In this lab you will write two sorting algorithms and run an experiment to measure one aspect of their performance.

This lab description assumes that you know and remember the essentials of three sorting algorithms: insertion sort, selection sort, and bubble sort. If you need a refresher on any of these, you can find descriptions of them at this old CSCI 235 project description.

1. Set up

Make a directory for this lab and move into it.

mkdir lab1
cd lab1

As in most labs and projects, I am giving you some code base to work on. Copy the following files from the course directory for this lab.

cp /homes/tvandrun/Public/cs245/lab1/* .

This gives you seven files:

• arrayUtil.h The header file for the collection of useful array functions.
• arrayUtil.c The implementation file of these functions.
• sDriver.c A program to test the code you will write.
• makefile A makefile for this lab.
• sorts.h The header file for the sorting algorithms.
• sorts.c The implementation file for the sorting algorithms.
• experiment.c A program to experiment on the algorithms' performances.

The last two of these are the only files that you will need to modify.

Inspect the makefile. I'm not having you write your own makefile today, but you will have to write one in the future, so review its format and the logic of the dependencies.

Open sorts.c in xemacs or gedit.

3. Insertion sort

The first sorting algorithm, insertion sort, is given to you. Read through it carefully to make sure you understand how it works. One part is missing, however. Even though a variable compars is declared and its value returned, we never actually increment it based on the comparisons.

Modify this so that compars is incremented whenever we compare two data from the array. Expressions like i < n don't count because they don't compare items in the array.

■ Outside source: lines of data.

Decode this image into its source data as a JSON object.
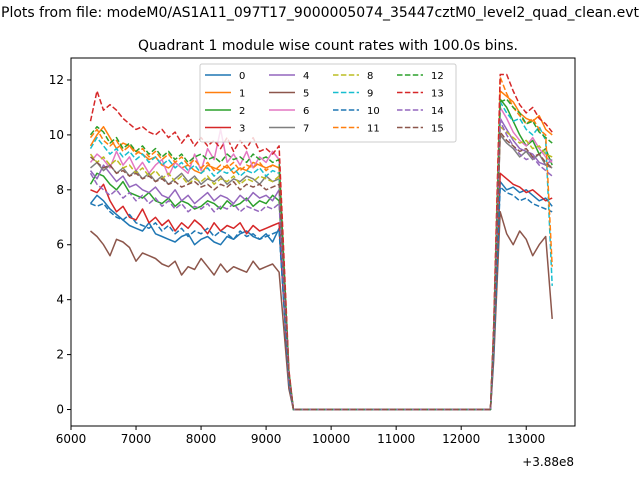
{
  "figure_title": "Plots from file: modeM0/AS1A11_097T17_9000005074_35447cztM0_level2_quad_clean.evt",
  "chart_data": {
    "type": "line",
    "title": "Quadrant 1 module wise count rates with 100.0s bins.",
    "xlabel": "",
    "ylabel": "",
    "x_offset_label": "+3.88e8",
    "xlim": [
      6000,
      13750
    ],
    "ylim": [
      -0.6,
      12.8
    ],
    "x_ticks": [
      6000,
      7000,
      8000,
      9000,
      10000,
      11000,
      12000,
      13000
    ],
    "x_tick_labels": [
      "6000",
      "7000",
      "8000",
      "9000",
      "10000",
      "11000",
      "12000",
      "13000"
    ],
    "y_ticks": [
      0,
      2,
      4,
      6,
      8,
      10,
      12
    ],
    "y_tick_labels": [
      "0",
      "2",
      "4",
      "6",
      "8",
      "10",
      "12"
    ],
    "legend_position": "top-center",
    "legend_columns": 4,
    "x": {
      "segment1_start": 6300,
      "segment1_end": 9250,
      "step": 100,
      "gap_points": [
        9350,
        9420,
        12450,
        12500
      ],
      "segment2_start": 12600,
      "segment2_end": 13400
    },
    "series": [
      {
        "name": "0",
        "style": "solid",
        "color": "#1f77b4",
        "seg1": [
          7.5,
          7.8,
          7.6,
          7.3,
          7.1,
          6.9,
          6.7,
          6.6,
          6.5,
          6.8,
          6.4,
          6.3,
          6.2,
          6.1,
          6.3,
          6.4,
          6.0,
          6.2,
          6.3,
          6.1,
          6.0,
          6.3,
          6.2,
          6.4,
          6.5,
          6.3,
          6.2,
          6.4,
          6.1,
          6.6
        ],
        "seg2": [
          8.3,
          8.0,
          8.1,
          7.9,
          8.0,
          7.8,
          7.6,
          7.7,
          7.4
        ]
      },
      {
        "name": "1",
        "style": "solid",
        "color": "#ff7f0e",
        "seg1": [
          9.6,
          10.0,
          10.3,
          9.9,
          9.5,
          9.7,
          9.6,
          9.4,
          9.3,
          9.1,
          9.2,
          8.9,
          8.8,
          9.0,
          8.8,
          8.9,
          8.7,
          8.6,
          8.9,
          8.8,
          8.7,
          8.9,
          8.6,
          8.8,
          8.7,
          9.0,
          8.9,
          8.8,
          8.9,
          8.8
        ],
        "seg2": [
          11.6,
          11.4,
          11.2,
          10.8,
          10.6,
          10.5,
          10.7,
          10.2,
          10.0
        ]
      },
      {
        "name": "2",
        "style": "solid",
        "color": "#2ca02c",
        "seg1": [
          8.2,
          8.6,
          8.5,
          8.2,
          8.0,
          8.3,
          7.9,
          7.8,
          7.7,
          7.9,
          7.6,
          7.5,
          7.7,
          7.4,
          7.6,
          7.5,
          7.3,
          7.4,
          7.6,
          7.5,
          7.3,
          7.6,
          7.4,
          7.5,
          7.7,
          7.4,
          7.6,
          7.5,
          7.8,
          7.6
        ],
        "seg2": [
          11.3,
          11.0,
          10.5,
          10.0,
          9.6,
          9.8,
          9.3,
          9.5,
          8.9
        ]
      },
      {
        "name": "3",
        "style": "solid",
        "color": "#d62728",
        "seg1": [
          8.0,
          7.9,
          8.2,
          7.6,
          7.2,
          7.4,
          7.0,
          6.9,
          7.3,
          6.8,
          7.0,
          6.7,
          6.9,
          6.5,
          6.8,
          6.6,
          6.9,
          6.7,
          6.4,
          6.8,
          6.5,
          6.7,
          6.6,
          6.8,
          6.4,
          6.7,
          6.5,
          6.6,
          6.7,
          6.8
        ],
        "seg2": [
          8.6,
          8.4,
          8.2,
          8.1,
          7.9,
          8.0,
          7.8,
          7.6,
          7.7
        ]
      },
      {
        "name": "4",
        "style": "solid",
        "color": "#9467bd",
        "seg1": [
          8.7,
          8.4,
          8.9,
          8.6,
          8.3,
          8.5,
          8.1,
          8.2,
          8.0,
          7.9,
          8.1,
          7.8,
          7.7,
          8.0,
          7.6,
          7.8,
          7.5,
          7.7,
          7.9,
          7.6,
          7.8,
          7.7,
          7.5,
          7.8,
          7.6,
          7.9,
          7.7,
          7.8,
          7.6,
          8.0
        ],
        "seg2": [
          10.6,
          10.2,
          9.8,
          9.5,
          9.4,
          9.3,
          9.0,
          8.9,
          9.1
        ]
      },
      {
        "name": "5",
        "style": "solid",
        "color": "#8c564b",
        "seg1": [
          6.5,
          6.3,
          6.0,
          5.6,
          6.2,
          6.1,
          5.9,
          5.4,
          5.7,
          5.6,
          5.5,
          5.3,
          5.2,
          5.4,
          4.9,
          5.2,
          5.1,
          5.5,
          5.2,
          4.9,
          5.3,
          5.0,
          5.2,
          5.1,
          5.0,
          5.4,
          5.1,
          5.2,
          5.3,
          5.0
        ],
        "seg2": [
          7.2,
          6.4,
          6.0,
          6.5,
          6.2,
          5.6,
          6.0,
          6.3,
          3.3
        ]
      },
      {
        "name": "6",
        "style": "solid",
        "color": "#e377c2",
        "seg1": [
          9.0,
          9.3,
          9.1,
          8.8,
          9.4,
          8.9,
          9.2,
          8.7,
          9.0,
          8.6,
          8.9,
          9.1,
          8.5,
          9.0,
          8.8,
          8.6,
          9.3,
          8.7,
          9.5,
          9.1,
          10.2,
          9.0,
          9.3,
          8.9,
          9.4,
          8.8,
          9.2,
          9.0,
          9.4,
          9.1
        ],
        "seg2": [
          11.0,
          10.6,
          10.1,
          9.8,
          9.6,
          9.9,
          9.5,
          9.2,
          9.0
        ]
      },
      {
        "name": "7",
        "style": "solid",
        "color": "#7f7f7f",
        "seg1": [
          8.8,
          9.0,
          8.7,
          8.9,
          8.6,
          8.8,
          8.5,
          8.7,
          8.4,
          8.6,
          8.3,
          8.5,
          8.2,
          8.4,
          8.6,
          8.3,
          8.5,
          8.2,
          8.4,
          8.3,
          8.5,
          8.2,
          8.4,
          8.3,
          8.5,
          8.4,
          8.2,
          8.5,
          8.3,
          8.4
        ],
        "seg2": [
          10.0,
          9.7,
          9.5,
          9.2,
          9.4,
          9.1,
          9.3,
          8.9,
          8.8
        ]
      },
      {
        "name": "8",
        "style": "dashed",
        "color": "#bcbd22",
        "seg1": [
          9.3,
          9.0,
          9.2,
          8.9,
          9.1,
          8.8,
          8.9,
          8.6,
          8.8,
          8.5,
          8.7,
          8.4,
          8.6,
          8.3,
          8.5,
          8.2,
          8.4,
          8.3,
          8.5,
          8.2,
          8.4,
          8.3,
          8.5,
          8.2,
          8.4,
          8.3,
          8.5,
          8.4,
          8.3,
          8.5
        ],
        "seg2": [
          10.3,
          10.1,
          9.9,
          9.7,
          9.8,
          9.5,
          9.6,
          9.3,
          9.2
        ]
      },
      {
        "name": "9",
        "style": "dashed",
        "color": "#17becf",
        "seg1": [
          9.5,
          9.9,
          9.6,
          9.3,
          9.5,
          9.2,
          9.4,
          9.1,
          9.3,
          9.0,
          9.2,
          8.9,
          9.1,
          8.8,
          9.0,
          8.7,
          8.9,
          8.6,
          8.8,
          8.5,
          8.7,
          8.6,
          8.8,
          8.5,
          8.7,
          8.6,
          8.8,
          8.5,
          8.7,
          8.6
        ],
        "seg2": [
          11.2,
          10.8,
          10.5,
          10.6,
          10.2,
          10.0,
          10.3,
          9.8,
          4.5
        ]
      },
      {
        "name": "10",
        "style": "dashed",
        "color": "#1f77b4",
        "seg1": [
          7.5,
          7.4,
          7.5,
          7.2,
          7.0,
          6.9,
          7.1,
          6.8,
          6.7,
          6.6,
          6.8,
          6.5,
          6.7,
          6.4,
          6.6,
          6.3,
          6.5,
          6.4,
          6.6,
          6.3,
          6.5,
          6.4,
          6.2,
          6.5,
          6.3,
          6.4,
          6.2,
          6.3,
          6.4,
          6.5
        ],
        "seg2": [
          8.1,
          7.9,
          7.8,
          7.6,
          7.7,
          7.5,
          7.4,
          7.3,
          7.2
        ]
      },
      {
        "name": "11",
        "style": "dashed",
        "color": "#ff7f0e",
        "seg1": [
          9.9,
          10.2,
          9.8,
          9.6,
          9.8,
          9.4,
          9.6,
          9.3,
          9.5,
          9.2,
          9.4,
          9.1,
          9.3,
          9.0,
          9.2,
          8.9,
          9.1,
          8.8,
          9.0,
          8.7,
          8.9,
          8.8,
          9.0,
          8.7,
          8.9,
          8.8,
          9.0,
          8.7,
          8.9,
          8.8
        ],
        "seg2": [
          12.1,
          11.5,
          11.0,
          10.7,
          10.4,
          10.6,
          10.2,
          10.0,
          5.2
        ]
      },
      {
        "name": "12",
        "style": "dashed",
        "color": "#2ca02c",
        "seg1": [
          10.0,
          10.3,
          10.1,
          9.7,
          9.9,
          9.5,
          9.7,
          9.4,
          9.6,
          9.3,
          9.5,
          9.2,
          9.4,
          9.1,
          9.3,
          9.0,
          9.2,
          9.3,
          9.1,
          9.2,
          9.0,
          9.3,
          9.1,
          9.2,
          9.0,
          9.3,
          9.1,
          9.2,
          9.0,
          9.1
        ],
        "seg2": [
          11.2,
          11.3,
          11.0,
          10.8,
          10.4,
          10.5,
          10.1,
          9.9,
          9.7
        ]
      },
      {
        "name": "13",
        "style": "dashed",
        "color": "#d62728",
        "seg1": [
          10.5,
          11.6,
          10.9,
          11.1,
          10.9,
          10.6,
          10.4,
          10.2,
          10.3,
          10.1,
          10.0,
          10.2,
          9.9,
          10.1,
          9.7,
          10.0,
          9.6,
          9.9,
          9.6,
          9.8,
          9.5,
          9.9,
          9.4,
          9.8,
          9.5,
          9.9,
          9.4,
          9.5,
          9.3,
          9.6
        ],
        "seg2": [
          12.2,
          12.2,
          11.6,
          11.1,
          10.8,
          11.0,
          10.6,
          10.4,
          10.1
        ]
      },
      {
        "name": "14",
        "style": "dashed",
        "color": "#9467bd",
        "seg1": [
          8.6,
          8.2,
          8.0,
          7.8,
          8.0,
          7.7,
          7.9,
          7.6,
          7.8,
          7.5,
          7.7,
          7.4,
          7.6,
          7.3,
          7.5,
          7.2,
          7.4,
          7.3,
          7.5,
          7.2,
          7.4,
          7.3,
          7.5,
          7.2,
          7.4,
          7.3,
          7.2,
          7.4,
          7.3,
          7.5
        ],
        "seg2": [
          10.5,
          10.0,
          9.6,
          9.3,
          9.1,
          9.2,
          8.9,
          8.7,
          8.5
        ]
      },
      {
        "name": "15",
        "style": "dashed",
        "color": "#8c564b",
        "seg1": [
          9.2,
          9.0,
          8.8,
          8.9,
          8.6,
          8.7,
          8.5,
          8.6,
          8.4,
          8.5,
          8.3,
          8.4,
          8.2,
          8.3,
          8.1,
          8.2,
          8.3,
          8.1,
          8.2,
          8.0,
          8.2,
          8.1,
          8.3,
          8.0,
          8.2,
          8.1,
          8.2,
          8.0,
          8.1,
          8.2
        ],
        "seg2": [
          10.1,
          9.8,
          9.6,
          9.4,
          9.5,
          9.2,
          9.3,
          9.0,
          8.8
        ]
      }
    ]
  }
}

Compile using make and test using ./sDriver. Comparisons will range from around 15 to about 40. If you're not getting in the high 30s some of the time, then you're missing some.

2. Selection sort

Now implement selection sort in the function selectionSort(). As the algorithm progresses, keep track of comparisons in the variable compars. Then compile and test the revised selection sort. Obviously you first need to make sure the sorting is correct. Then make sure you're testing for comparisons correctly. If you are not getting between 40 and 50 comparisons, then you're missing some.

4. Bubble sort

You have probably seen another sorting algorithm called bubble sort. While not a very good sort in terms of efficiency, it is easy to program and understand. This algorithm's strategy is to iterate through the array, swapping adjacent values that are out of order.

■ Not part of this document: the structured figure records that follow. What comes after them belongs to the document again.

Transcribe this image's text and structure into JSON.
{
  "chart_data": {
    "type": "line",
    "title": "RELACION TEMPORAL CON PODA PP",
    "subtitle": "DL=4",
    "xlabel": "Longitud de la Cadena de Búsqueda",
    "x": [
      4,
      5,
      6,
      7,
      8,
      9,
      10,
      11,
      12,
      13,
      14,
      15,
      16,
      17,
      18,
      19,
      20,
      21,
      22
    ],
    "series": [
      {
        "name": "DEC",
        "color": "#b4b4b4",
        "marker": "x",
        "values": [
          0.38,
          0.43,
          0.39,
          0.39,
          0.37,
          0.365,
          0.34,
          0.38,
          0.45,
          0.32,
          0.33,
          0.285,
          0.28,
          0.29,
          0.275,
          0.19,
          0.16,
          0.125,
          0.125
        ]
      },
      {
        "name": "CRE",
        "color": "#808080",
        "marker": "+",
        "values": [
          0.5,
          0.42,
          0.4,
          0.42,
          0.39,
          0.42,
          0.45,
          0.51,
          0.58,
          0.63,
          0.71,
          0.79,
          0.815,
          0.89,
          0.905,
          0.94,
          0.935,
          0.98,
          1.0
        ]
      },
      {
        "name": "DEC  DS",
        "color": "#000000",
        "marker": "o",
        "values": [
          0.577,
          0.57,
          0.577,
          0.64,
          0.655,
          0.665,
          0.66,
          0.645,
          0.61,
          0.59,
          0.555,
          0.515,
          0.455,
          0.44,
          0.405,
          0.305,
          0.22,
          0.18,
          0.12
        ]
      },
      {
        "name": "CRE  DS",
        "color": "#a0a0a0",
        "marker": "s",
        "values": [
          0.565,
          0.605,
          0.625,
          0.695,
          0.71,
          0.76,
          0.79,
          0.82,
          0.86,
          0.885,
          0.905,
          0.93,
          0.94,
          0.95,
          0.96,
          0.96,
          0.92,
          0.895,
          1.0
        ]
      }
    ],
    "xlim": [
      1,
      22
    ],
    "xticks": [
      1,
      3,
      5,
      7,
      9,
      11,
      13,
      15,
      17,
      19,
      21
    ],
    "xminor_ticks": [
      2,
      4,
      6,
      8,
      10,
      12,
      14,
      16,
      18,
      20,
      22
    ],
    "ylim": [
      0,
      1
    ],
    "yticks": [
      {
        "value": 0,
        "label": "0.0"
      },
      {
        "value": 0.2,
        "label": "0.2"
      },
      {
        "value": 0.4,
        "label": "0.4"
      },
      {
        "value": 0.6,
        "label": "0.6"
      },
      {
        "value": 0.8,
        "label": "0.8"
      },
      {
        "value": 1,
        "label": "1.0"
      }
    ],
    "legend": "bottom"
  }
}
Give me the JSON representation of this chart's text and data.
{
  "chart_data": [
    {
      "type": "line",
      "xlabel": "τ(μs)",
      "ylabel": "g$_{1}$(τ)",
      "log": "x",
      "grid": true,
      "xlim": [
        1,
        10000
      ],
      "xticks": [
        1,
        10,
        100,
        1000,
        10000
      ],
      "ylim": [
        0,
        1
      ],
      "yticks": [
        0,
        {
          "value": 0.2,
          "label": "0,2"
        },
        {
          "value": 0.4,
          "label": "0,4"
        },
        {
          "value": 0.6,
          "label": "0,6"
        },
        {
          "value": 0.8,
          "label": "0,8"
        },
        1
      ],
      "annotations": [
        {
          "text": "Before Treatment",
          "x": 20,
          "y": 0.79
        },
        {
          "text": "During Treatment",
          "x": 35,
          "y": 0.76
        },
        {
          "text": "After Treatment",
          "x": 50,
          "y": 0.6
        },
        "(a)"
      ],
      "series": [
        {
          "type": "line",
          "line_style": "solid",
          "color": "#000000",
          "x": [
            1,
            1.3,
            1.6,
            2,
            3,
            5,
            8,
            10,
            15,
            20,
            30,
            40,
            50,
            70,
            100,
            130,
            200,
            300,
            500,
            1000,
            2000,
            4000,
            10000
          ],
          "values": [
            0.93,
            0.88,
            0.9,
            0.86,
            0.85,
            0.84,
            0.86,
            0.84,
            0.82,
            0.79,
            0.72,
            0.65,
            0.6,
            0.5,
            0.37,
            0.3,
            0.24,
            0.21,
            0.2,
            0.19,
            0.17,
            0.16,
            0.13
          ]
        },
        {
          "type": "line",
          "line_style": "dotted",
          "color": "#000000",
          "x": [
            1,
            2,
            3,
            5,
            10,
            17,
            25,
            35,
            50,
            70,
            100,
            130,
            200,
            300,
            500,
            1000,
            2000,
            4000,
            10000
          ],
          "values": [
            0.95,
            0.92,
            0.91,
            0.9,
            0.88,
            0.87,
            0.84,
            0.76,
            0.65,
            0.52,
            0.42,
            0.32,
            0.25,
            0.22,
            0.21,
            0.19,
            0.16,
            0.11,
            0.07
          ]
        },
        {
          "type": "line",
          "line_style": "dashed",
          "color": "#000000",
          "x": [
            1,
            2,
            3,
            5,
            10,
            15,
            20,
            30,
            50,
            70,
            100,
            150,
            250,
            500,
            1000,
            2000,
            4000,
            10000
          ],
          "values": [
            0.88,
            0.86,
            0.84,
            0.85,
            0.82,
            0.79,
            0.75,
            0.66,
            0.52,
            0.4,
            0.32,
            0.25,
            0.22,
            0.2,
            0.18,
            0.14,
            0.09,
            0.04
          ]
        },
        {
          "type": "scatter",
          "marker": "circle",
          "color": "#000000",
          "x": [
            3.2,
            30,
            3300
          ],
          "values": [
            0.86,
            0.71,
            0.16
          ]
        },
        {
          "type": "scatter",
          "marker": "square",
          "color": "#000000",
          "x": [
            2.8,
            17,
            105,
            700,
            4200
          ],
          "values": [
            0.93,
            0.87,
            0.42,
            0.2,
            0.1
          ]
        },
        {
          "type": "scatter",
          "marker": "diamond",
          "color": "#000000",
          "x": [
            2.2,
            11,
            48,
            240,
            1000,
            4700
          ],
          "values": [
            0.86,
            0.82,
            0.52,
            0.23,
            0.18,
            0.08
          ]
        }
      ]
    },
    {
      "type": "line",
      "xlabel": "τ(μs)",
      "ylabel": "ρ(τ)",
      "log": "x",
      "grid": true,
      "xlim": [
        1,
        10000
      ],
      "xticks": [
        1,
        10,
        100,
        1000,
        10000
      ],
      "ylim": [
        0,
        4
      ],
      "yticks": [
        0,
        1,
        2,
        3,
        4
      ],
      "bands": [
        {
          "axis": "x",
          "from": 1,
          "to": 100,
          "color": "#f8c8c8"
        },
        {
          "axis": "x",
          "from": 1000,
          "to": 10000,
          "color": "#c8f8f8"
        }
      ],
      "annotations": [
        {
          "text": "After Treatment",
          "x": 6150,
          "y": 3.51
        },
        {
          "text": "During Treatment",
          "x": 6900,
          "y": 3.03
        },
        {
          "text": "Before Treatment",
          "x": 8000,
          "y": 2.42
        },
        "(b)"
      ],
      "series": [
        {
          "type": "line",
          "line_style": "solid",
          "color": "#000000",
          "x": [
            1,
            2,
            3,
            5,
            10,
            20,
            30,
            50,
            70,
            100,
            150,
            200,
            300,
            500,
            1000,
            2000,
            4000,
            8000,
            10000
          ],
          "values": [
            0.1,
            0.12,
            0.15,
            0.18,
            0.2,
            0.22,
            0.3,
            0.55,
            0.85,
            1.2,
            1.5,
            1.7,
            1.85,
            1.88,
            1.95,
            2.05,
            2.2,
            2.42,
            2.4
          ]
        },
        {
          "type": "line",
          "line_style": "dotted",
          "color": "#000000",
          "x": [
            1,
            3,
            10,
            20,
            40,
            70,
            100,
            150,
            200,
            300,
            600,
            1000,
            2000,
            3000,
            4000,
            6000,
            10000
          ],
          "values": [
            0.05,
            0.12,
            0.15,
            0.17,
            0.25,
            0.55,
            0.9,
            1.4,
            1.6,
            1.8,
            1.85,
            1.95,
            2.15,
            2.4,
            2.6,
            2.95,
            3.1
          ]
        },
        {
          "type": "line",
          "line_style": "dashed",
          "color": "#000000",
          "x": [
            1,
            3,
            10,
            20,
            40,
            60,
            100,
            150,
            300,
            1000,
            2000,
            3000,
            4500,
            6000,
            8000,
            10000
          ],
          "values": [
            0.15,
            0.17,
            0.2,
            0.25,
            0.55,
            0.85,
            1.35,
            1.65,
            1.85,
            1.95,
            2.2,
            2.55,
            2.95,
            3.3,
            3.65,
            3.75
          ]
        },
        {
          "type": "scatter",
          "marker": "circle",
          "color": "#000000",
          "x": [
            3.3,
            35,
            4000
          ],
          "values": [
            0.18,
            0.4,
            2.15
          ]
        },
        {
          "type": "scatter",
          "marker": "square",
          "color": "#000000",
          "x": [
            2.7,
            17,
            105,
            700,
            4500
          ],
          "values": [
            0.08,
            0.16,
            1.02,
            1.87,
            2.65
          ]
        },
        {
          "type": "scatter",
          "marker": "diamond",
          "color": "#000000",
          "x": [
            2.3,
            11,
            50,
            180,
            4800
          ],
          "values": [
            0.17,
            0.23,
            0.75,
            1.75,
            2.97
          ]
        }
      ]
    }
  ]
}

Clearly one pass through the array of this sort of swapping won't sort the array. Many passes are necessary to put all the elements in the right order. There are two ways to monitor repeated passes: First, one could keep track of whether any changes were made to the array (whether any actual swaps happened) on the current pass; if a pass completes without any swaps, then the array is sorted and we can quit. Second, we can observe the fact that after the first pass through the array, the largest element has made it all the way to the end, and so the next pass can stop one element short; the second pass will put the second largest element in the right place, and so the third pass doesn't need to examine the last two positions; an outer loop, therefore, can count down the ending point of the potentially unsorted portion of the array until that portion is empty.

Implement a version of bubble sort and make sure it sorts correctly.

4. Experiment

Now we want to run an experiment to determine how these algorithms vary in terms of the comparisons they require. For this you will write a program that runs the experiment.

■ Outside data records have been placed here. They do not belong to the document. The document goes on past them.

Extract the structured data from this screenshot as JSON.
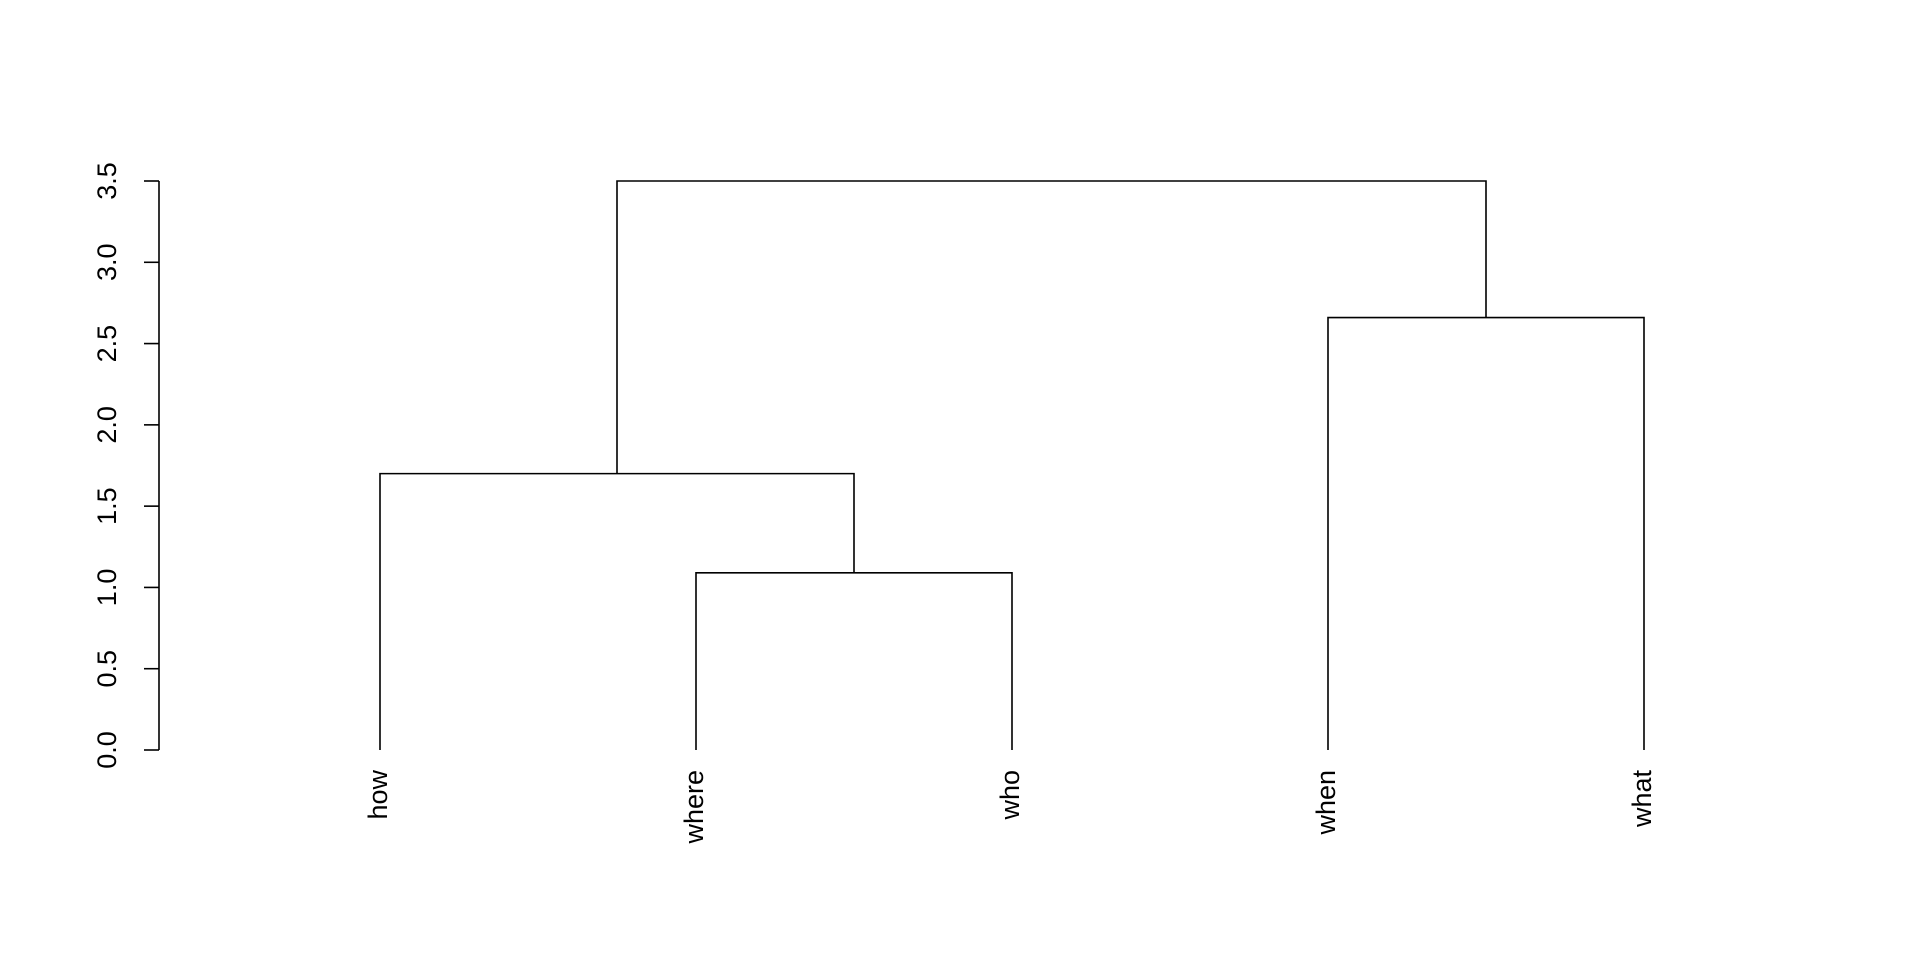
{
  "chart_data": {
    "type": "dendrogram",
    "tree": {
      "height": 3.5,
      "children": [
        {
          "height": 1.7,
          "children": [
            "how",
            {
              "height": 1.09,
              "children": [
                "where",
                "who"
              ]
            }
          ]
        },
        {
          "height": 2.66,
          "children": [
            "when",
            "what"
          ]
        }
      ]
    },
    "ylim": [
      0,
      3.5
    ],
    "yticks": [
      {
        "value": 0,
        "label": "0.0"
      },
      {
        "value": 0.5,
        "label": "0.5"
      },
      {
        "value": 1,
        "label": "1.0"
      },
      {
        "value": 1.5,
        "label": "1.5"
      },
      {
        "value": 2,
        "label": "2.0"
      },
      {
        "value": 2.5,
        "label": "2.5"
      },
      {
        "value": 3,
        "label": "3.0"
      },
      {
        "value": 3.5,
        "label": "3.5"
      }
    ],
    "color": "#000000"
  }
}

Open the file experiment.c. Write opening documentation like what we have seen, giving your name and the occasion (lab 1).

In this experiment, we ask two questions:

• If we run different algorithms on the same (original) array, will we get the same number of comparisons? (Perhaps it will depend on which algorithms we try.)
• If we run the same algorithm on different arrays of the same size, will we get the same number of comparisons? (Perhaps we will for some algorithms, and not for others.)

We can easily address both of these questions in the same experiment. Write a program that for each of 5 sizes (already given in the array sizes; notice you can get size i by sizes[i]) generates 5 arrays (using randomArray()) and sorts each using insertion, selection, and bubble and displays the number of comparisons.

Make sure that you don't do something like this:

       int* array = randomArray(sizes[i]);
       int compars = insertionSort(array);
       printf("Insertion sort tooked %d comparison's\n", compars);
       compars = selectionSort(array);
       printf("Selectino sort tooked %d comparsions\n", compars);

(Spelling, grammar, and punctuation mistakes are deliberate to remind you that this is bad code. :) )

What's the problem with that? When we used selection sort, the array was already sorted! Instead, you should make a copy of the original, random array using copyArray() for each sorting algorithm.

Your program should generate readable output, something like

	Insertion 	Selection 	Bubble
Size 5000:
	6233199		12497500	24420115
	6242791		12497500	24430113
...

What do you observe?

5. To turn in

Leave your code in a gradable state in the directory. The TAs will log in and grade it there.